Any idea what this is, or how to go about figuring it out?
posted by Wild_Eep to Technology (7 answers total) 11 users marked this as a favorite
Sorry, no idea. He does out himself as having worked for Bell midway through. I'm guessing as an engineer/systems architect.

It's an awesome podcast though.

He does say he has a load of centralized intercept recordings. As do these guys.

I can't imagine the universe of people who curate recordings of long distance calls can be enormous and assume that hobbyists trade recordings. I'd suggest emailing the owners of the website.
posted by MuffinMan at 10:24 AM on October 16, 2012

Best answer: I'm pretty sure I've heard similar recordings by this same guy before, mainly involving recordings of phone conferences where people were just talking about random stuff.

Ahh. These are from Phone Trips. The episode you have is from The Sounds of Long Distance. They're all really good, albeit in RealMedia format.
posted by zsazsa at 11:00 AM on October 16, 2012

Best answer: The guy in the Sounds of Long Distance recording is Evan Doorbell, whose recordings are available on the Phone Trips site (though Phone Trips is run by Mark Bernay, who also has recordings on the site). Higher-quality versions of Evan's recordings are available for download via FTP.

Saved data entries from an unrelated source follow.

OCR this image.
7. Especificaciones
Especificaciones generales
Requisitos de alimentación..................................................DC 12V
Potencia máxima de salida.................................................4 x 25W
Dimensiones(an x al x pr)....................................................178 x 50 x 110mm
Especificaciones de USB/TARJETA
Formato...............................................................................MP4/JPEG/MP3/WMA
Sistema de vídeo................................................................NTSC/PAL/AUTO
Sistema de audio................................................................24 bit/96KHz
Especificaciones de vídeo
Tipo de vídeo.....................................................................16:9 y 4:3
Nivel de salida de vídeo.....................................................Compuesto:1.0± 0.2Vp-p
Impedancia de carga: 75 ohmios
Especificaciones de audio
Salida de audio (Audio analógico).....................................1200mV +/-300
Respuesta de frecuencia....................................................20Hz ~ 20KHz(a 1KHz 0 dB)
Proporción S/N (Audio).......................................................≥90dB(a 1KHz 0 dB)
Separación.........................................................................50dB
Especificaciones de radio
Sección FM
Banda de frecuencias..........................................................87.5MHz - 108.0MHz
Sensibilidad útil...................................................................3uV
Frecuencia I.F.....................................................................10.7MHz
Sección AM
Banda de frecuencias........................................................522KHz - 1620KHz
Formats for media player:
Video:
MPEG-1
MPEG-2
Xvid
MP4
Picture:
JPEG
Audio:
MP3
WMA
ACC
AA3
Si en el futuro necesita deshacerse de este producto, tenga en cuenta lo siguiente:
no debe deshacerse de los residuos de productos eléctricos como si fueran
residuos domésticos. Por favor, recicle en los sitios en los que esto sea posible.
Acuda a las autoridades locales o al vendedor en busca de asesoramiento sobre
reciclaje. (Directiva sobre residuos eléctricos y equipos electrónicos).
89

MuffinMan, believe it or not, he's never worked for the Bell System. He was just a phone phreak who talked to a lot of people (including Bell employees, Jane Barbe (the classic "phone lady" voice), etc).
posted by afiler at 11:13 AM on October 16, 2012 [2 favorites]

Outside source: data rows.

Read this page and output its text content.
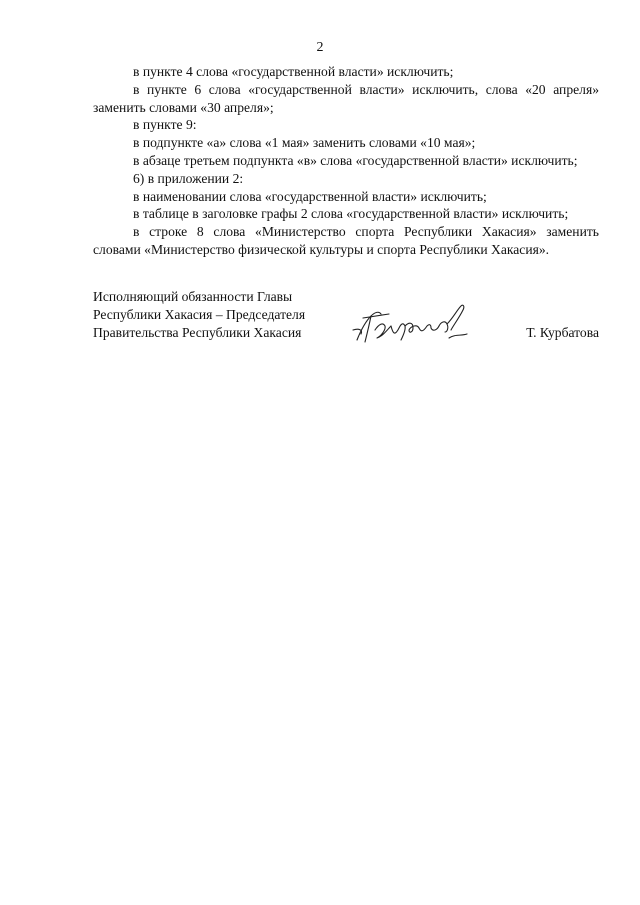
2

в пункте 4 слова «государственной власти» исключить;

в пункте 6 слова «государственной власти» исключить, слова «20 апреля» заменить словами «30 апреля»;

в пункте 9:

в подпункте «а» слова «1 мая» заменить словами «10 мая»;

в абзаце третьем подпункта «в» слова «государственной власти» исключить;

6) в приложении 2:

в наименовании слова «государственной власти» исключить;

в таблице в заголовке графы 2 слова «государственной власти» исключить;

в строке 8 слова «Министерство спорта Республики Хакасия» заменить словами «Министерство физической культуры и спорта Республики Хакасия».

Исполняющий обязанности Главы
Республики Хакасия – Председателя
Правительства Республики Хакасия	Т. Курбатова
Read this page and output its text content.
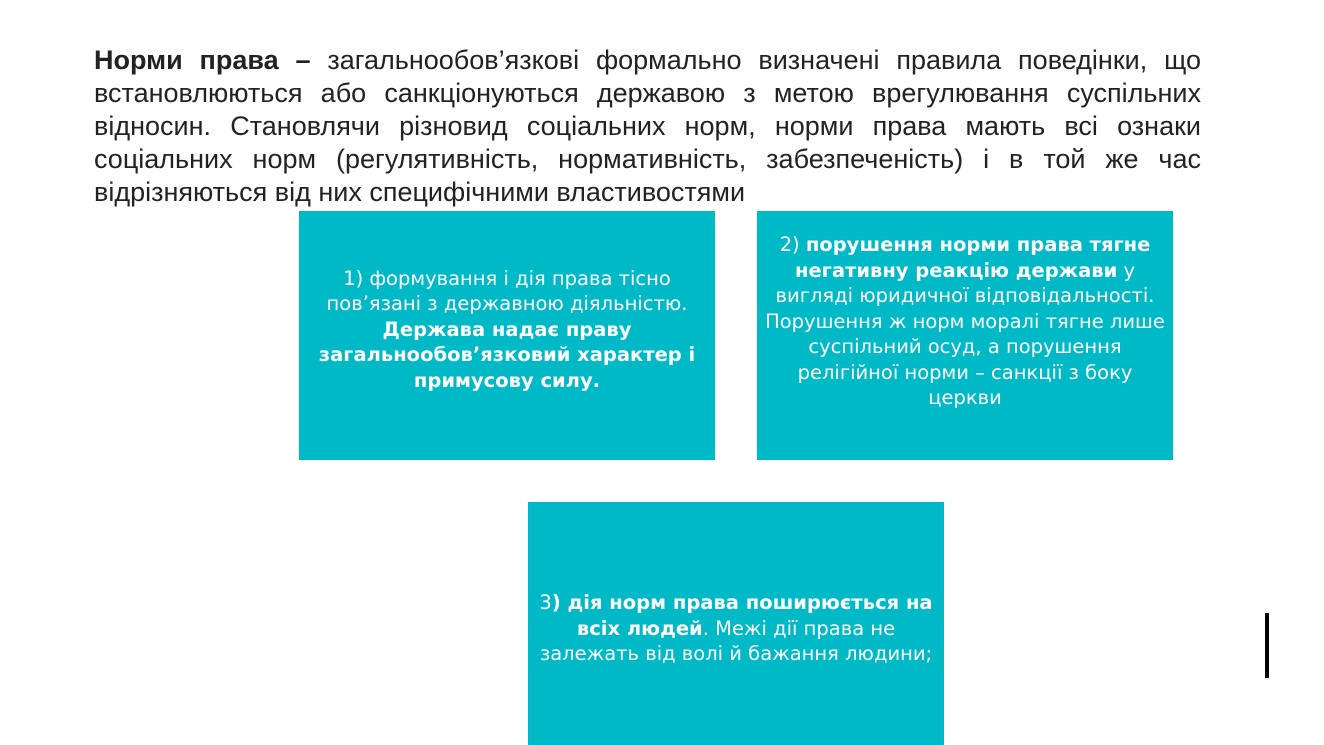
Норми права – загальнообов’язкові формально визначені правила поведінки, що встановлюються або санкціонуються державою з метою врегулювання суспільних відносин. Становлячи різновид соціальних норм, норми права мають всі ознаки соціальних норм (регулятивність, нормативність, забезпеченість) і в той же час відрізняються від них специфічними властивостями

1) формування і дія права тісно пов’язані з державною діяльністю. Держава надає праву загальнообов’язковий характер і примусову силу.

2) порушення норми права тягне негативну реакцію держави у вигляді юридичної відповідальності. Порушення ж норм моралі тягне лише суспільний осуд, а порушення релігійної норми – санкції з боку церкви

3) дія норм права поширюється на всіх людей. Межі дії права не залежать від волі й бажання людини;
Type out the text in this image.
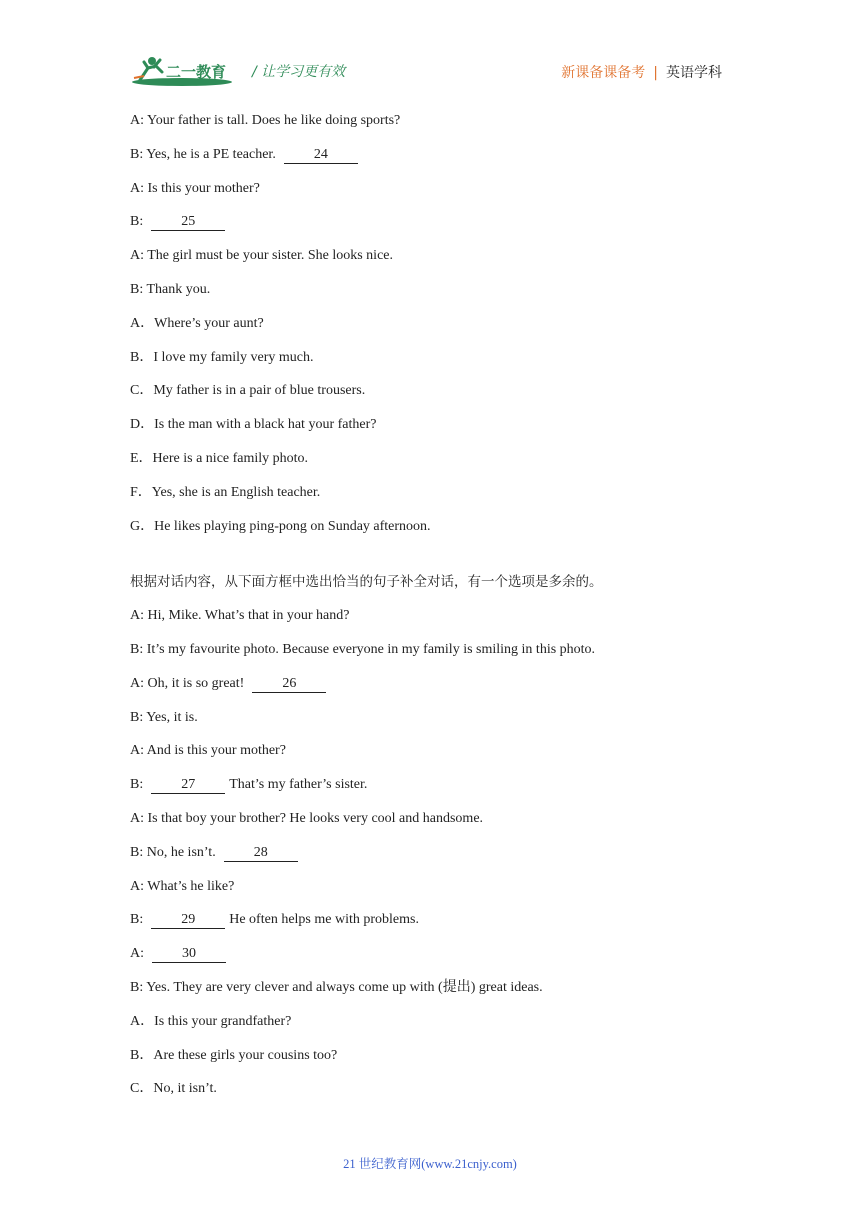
二一教育 / 让学习更有效	新课备课备考 | 英语学科
A: Your father is tall. Does he like doing sports?
B: Yes, he is a PE teacher.	24
A: Is this your mother?
B:	25
A: The girl must be your sister. She looks nice.
B: Thank you.
A．Where’s your aunt?
B．I love my family very much.
C．My father is in a pair of blue trousers.
D．Is the man with a black hat your father?
E．Here is a nice family photo.
F．Yes, she is an English teacher.
G．He likes playing ping-pong on Sunday afternoon.
根据对话内容，从下面方框中选出恰当的句子补全对话，有一个选项是多余的。
A: Hi, Mike. What’s that in your hand?
B: It’s my favourite photo. Because everyone in my family is smiling in this photo.
A: Oh, it is so great!	26
B: Yes, it is.
A: And is this your mother?
B:	27 That’s my father’s sister.
A: Is that boy your brother? He looks very cool and handsome.
B: No, he isn’t.	28
A: What’s he like?
B:	29 He often helps me with problems.
A:	30
B: Yes. They are very clever and always come up with (提出) great ideas.
A．Is this your grandfather?
B．Are these girls your cousins too?
C．No, it isn’t.
21 世纪教育网(www.21cnjy.com)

Best answer: It's Evan Doorbell, a well known phone phreaker and member of the "Bell Group" in the New York area. Bio here. He has dozens of recordings of various phone system sounds available here (though unfortunately in RealAudio format, not that accessible any more), but you can also find for instance his "How I became a Phone Phreak" series on YouTube.

The overall world you're looking at is phone phreaking, history here, historical article here, and also check out the alt.2600 Usenet group.

There is an interesting web page on the history of phone phreaking here and Phil Lapsley, author of the web page, gives an interesting talk outlining the history of phreaking here.
posted by flug at 11:17 AM on October 16, 2012

Gah, afiler and flug beat me to it. I love the Sounds of Long Distance programs; I listen to them when I'm waiting to fall asleep at night. (Erm, and at other times, too.)

I'll second (third) the notion that the rest of the recordings on the Group Bell site are well worth listening to if you're interested in that sort of thing. I do strongly recommend the higher-quality mp3 versions that afiler linked to.

As an aside, one of my goals in life is to get the phrase "a friend who loves the sound of panel pulsing" to become a code phrase for phone phreaks, sort of like "a friend of Bill W" is for Alcoholics Anonymous folks. And I had no idea I had so many "Metafilter friends" who love the sound... :P
posted by Juffo-Wup at 12:23 PM on October 16, 2012

Response by poster: Wow. Great job, everyone!